C’è un muscolo nascosto, profondo, che non si vede ma che influenza ogni passo che facciamo: lo psoas.
Collega la colonna vertebrale alle gambe, sostiene il bacino e dialoga con il respiro. Quando è in equilibrio ci fa camminare leggeri, quando è contratto porta rigidità, dolori lombari, tensioni alle anche.
Ma lo psoas non parla solo al corpo: parla anche all’anima.
Lo psoas è conosciuto come il muscolo dell’anima perché custodisce paure e memorie antiche.
Si contrae quando siamo in allerta.
Si irrigidisce quando tratteniamo emozioni non espresse.
Si rilassa solo quando percepiamo fiducia e sicurezza.
È un archivio vivente di esperienze: ferite, fughe interrotte, memorie prenatali e persino eredità emotive dei nostri avi.
Un psoas contratto può manifestarsi con:
dolori lombari e alla schiena bassa
rigidità del bacino e delle anche
fastidi addominali o difficoltà respiratorie
stanchezza cronica e agitazione emotiva
Non è solo un dolore fisico: è come se l’anima stessa bussasse per chiedere ascolto.
Lo psoas non si “aggiusta” con la forza.

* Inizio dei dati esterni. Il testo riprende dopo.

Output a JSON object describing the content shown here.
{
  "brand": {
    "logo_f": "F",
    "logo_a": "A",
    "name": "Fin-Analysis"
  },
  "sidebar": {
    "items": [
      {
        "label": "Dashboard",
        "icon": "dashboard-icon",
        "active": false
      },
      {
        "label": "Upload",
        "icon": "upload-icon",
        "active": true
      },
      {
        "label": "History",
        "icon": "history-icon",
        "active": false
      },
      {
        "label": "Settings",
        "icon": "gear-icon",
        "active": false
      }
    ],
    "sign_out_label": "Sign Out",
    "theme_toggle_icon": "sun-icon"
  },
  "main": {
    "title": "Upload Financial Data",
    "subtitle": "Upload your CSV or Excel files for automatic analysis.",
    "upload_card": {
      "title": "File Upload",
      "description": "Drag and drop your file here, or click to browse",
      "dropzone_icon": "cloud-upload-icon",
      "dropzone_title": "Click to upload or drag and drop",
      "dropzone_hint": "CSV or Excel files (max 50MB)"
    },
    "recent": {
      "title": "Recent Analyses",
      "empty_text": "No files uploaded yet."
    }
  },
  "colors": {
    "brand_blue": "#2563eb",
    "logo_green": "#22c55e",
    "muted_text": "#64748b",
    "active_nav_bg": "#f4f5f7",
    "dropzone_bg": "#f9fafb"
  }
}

Ha bisogno di fiducia, respiro e presenza:
Ogni volta che senti rigidità, chiediti:
“Cosa sto trattenendo? Quale paura non voglio lasciare andare?”
Solo porsi la domanda già avvia il processo di rilascio.
Appoggia le mani sul basso ventre. Visualizza una luce calda che avvolge e rilassa lo psoas.
Ripeti mentalmente:
“Sono al sicuro. Posso rilassarmi. Posso fidarmi della vita.”
Lo psoas è molto più di un muscolo: è un ponte tra corpo e spirito, tra istinto e coscienza.
Quando lo ascoltiamo e lo liberiamo, il respiro si fa più profondo, la postura si raddrizza e il cuore ritrova leggerezza.
Prendersi cura dello psoas significa onorare la nostra anima nascosta, restituendole fiducia, forza e amore per la vita.